Effects of number of air holes on flame and heat transfer characteristics in a multihole baffled combustor combined with micro-thermophotovoltaic and micro-thermoelectric systems

Currently, micro power generators have been widely drawing attention for various applications. In this study, the H₂–air micro combustor (MC) with a multihole baffle plate was combined with two power generators based on micro-thermophotovoltaic and micro-thermoelectric systems. The reacting flow and conjugate heat transfer including the MC wall were analyzed by the detailed reaction mechanism and the outer wall condition of convection and radiation. From the resulting thermal fields, the characteristics of heat emission and electrical potential were examined.

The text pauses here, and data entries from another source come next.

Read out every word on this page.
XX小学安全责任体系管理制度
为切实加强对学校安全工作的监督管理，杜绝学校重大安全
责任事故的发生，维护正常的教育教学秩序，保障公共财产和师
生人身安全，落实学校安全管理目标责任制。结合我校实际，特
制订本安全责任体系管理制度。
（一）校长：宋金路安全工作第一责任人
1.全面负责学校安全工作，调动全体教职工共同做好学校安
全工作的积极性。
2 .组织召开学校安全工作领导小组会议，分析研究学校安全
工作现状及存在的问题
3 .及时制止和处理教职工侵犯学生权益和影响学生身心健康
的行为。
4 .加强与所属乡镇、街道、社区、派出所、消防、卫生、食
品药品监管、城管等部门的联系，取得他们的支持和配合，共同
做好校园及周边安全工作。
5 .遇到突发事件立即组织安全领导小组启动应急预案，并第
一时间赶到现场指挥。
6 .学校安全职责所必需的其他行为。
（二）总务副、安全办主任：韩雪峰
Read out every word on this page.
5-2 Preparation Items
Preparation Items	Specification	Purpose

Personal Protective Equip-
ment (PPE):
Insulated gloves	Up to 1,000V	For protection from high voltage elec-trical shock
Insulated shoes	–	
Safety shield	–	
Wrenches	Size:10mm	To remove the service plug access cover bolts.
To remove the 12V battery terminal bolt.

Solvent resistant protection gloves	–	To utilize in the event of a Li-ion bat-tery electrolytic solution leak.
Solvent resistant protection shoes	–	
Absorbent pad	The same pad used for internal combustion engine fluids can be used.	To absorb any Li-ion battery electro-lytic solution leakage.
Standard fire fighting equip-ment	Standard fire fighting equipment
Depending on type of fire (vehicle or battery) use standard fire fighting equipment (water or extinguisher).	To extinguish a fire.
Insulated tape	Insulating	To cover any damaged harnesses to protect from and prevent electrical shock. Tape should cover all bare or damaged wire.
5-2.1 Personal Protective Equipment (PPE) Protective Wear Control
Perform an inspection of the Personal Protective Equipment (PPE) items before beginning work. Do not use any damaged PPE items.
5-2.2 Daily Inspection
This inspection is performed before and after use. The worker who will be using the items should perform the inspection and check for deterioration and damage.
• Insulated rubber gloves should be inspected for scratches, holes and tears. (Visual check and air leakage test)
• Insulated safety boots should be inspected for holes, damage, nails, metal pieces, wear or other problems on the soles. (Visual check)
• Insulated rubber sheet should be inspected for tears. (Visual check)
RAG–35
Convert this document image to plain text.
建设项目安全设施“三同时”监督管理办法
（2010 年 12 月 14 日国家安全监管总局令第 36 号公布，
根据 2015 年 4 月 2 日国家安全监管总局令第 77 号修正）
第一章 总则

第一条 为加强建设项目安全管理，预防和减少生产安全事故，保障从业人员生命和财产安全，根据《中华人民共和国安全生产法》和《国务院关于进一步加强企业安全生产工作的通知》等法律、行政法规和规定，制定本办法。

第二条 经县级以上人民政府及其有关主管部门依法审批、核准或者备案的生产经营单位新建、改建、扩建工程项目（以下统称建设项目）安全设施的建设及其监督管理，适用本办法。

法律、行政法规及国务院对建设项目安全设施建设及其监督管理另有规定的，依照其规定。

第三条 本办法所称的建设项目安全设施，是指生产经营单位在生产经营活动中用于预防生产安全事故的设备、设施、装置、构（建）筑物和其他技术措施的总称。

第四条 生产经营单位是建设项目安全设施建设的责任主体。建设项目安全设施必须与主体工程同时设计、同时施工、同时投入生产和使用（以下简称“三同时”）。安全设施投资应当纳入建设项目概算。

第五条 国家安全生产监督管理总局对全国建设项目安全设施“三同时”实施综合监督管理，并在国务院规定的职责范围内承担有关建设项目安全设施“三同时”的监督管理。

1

Eight baffles with different numbers of air holes (N_a) and three global equivalence ratios were selected, and a baffle with N_a = ∞ was adopted to compare the multihole and annular air flows. The combustion characteristics depending on N_a were explored by analyzing the changes in the reaction zone, the flammable range, reaction rate, and wall heat transfer rate. The N_a effect on wall and center recirculation zones was comparable to the variation due to other geometrical variables of the baffle plate. As N_a increased, the combustion efficiency increased to 20% of the N_a = ∞ case. The combustion efficiency equivalent to the swirl MC was obtained for N_a = 5–8, having enhanced preheating effects and large center recirculation zones. Compared to N_a = ∞, the mean temperature of the multihole baffled MC increased by 6.4%–19.2% depending on N_a. The emitter efficiency related a TPV system was comparable to the swirling flow MC. For a thermoelectric generator, the conversion efficiency of N_a = ∞ was similar to that of a Swiss-roll MC, and the multihole baffled MC showed a high conversion efficiency of 1.55%–3.58% depending on N_a and the global equivalence ratio.